One famous designer, Mies van der Rohe, stated that “God is in the details.” Esslinger prefers to think that God is in the implementation. Innovation doesn’t implement itself. Rather, it is the spirited innovation team that makes it happen. To illustrate, his book renders an account of his work with Lufthansa which heeded and melded, even as it designed, the perspectives of suppliers, flight crews, ground personnel, passengers and airport employees in line with Lufthansa’s goals and business model.
The factory
Esslinger insists on the importance of linking the design office with the factory. Designers need to step out of their studios and onto the factory floor. By way of encouragement he says, “I love factories”. For him, the factory is where design springs to life. Think of design as a musical score with the factory in the role of the orchestra making the score come to life. A lot of brain-power and creative thought is cached in the people working on and around the factory floor.

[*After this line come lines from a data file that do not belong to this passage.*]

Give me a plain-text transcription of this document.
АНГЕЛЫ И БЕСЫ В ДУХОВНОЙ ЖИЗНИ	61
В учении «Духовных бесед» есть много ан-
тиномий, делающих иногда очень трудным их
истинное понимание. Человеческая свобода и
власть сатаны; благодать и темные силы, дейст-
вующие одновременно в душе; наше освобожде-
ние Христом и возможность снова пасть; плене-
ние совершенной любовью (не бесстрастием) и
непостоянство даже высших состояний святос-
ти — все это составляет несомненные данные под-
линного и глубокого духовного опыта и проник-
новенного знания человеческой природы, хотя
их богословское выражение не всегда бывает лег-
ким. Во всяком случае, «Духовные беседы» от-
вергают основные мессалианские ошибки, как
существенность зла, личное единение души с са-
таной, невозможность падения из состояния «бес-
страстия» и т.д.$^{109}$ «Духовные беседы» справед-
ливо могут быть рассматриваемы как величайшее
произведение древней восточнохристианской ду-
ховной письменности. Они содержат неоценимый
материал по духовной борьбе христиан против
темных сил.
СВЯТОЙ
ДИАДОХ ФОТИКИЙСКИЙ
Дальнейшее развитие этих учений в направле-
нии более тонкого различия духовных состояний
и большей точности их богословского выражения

Designers need to think of the factory as a resource rather than a hindrance or irrelevance.
This links to two concepts, smart-sourcing and home-sourcing. Esslinger relates them to cost-based offshoring and outsourcing. To him, much cost-based offshoring (moving the factory to a foreign country) has failed because companies neglect to take into account the costs associated with operating in a foreign culture (expatriation, cultural misunderstanding…). Outsourcing (buying from a foreign factory) eliminates many of these cultural burdens, but the hidden cost of operating in a low-cost environment may be just as onerous (tedious management control, the deleterious effect on home-office morale) .
Outsourcing becomes smart-sourcing when the focus is not on cheap labor but on smart labor. The emphasis here is less on minimizing cost than on benefiting from know-how. Esslinger gives two examples from the computer industry. Apple set up partnerships with Sony, Samsung and Canon to compensate for its own lack of production savvy. More recently the Swiss firm Dreamcom, designer of an ergonomic notebook, partnered with a Taiwanese electronics giant, Winstron, so as to benefit from Winstron’s engineering experience. To drive home the value of smart labor, Esslinger recounts the reaction of a competing notebook manager to the Dreamcom product: “How did you get the Taiwanese to produce such a cool product?” Esslinger’s answer: “Nobody but the Taiwanese could have done it”
Home-sourcing can be a competitive strategy for SMEs. In home-sourcing the smaller firm combines its knowledge of local customers, the know-how of its local work force and the recourse to some globally available components to produce unique products. Though these products are designed for local use, they can often attain success elsewhere. Esslinger offers as an example, Miele, the German white goods manufacturer. It used its German designers to come up with a washing machine that would satisfy a large segment of the German population, the ecologically conscious who want a device that uses as little water, detergent and energy as possible. That machine has met with success in other green-minded parts of the world, such as California.
Esslinger’s dream of marrying design and strategy, sustainability and profitability, leads us back to one of the framers of the modern economy, Adam Smith. Esslinger reminds us that Smith wrote two masterpieces, not just one, and that both should be read. Designers need to remember the lessons of Smith's Wealth of Nations; businesspeople need to return periodically to his Theory of Moral Sentiments.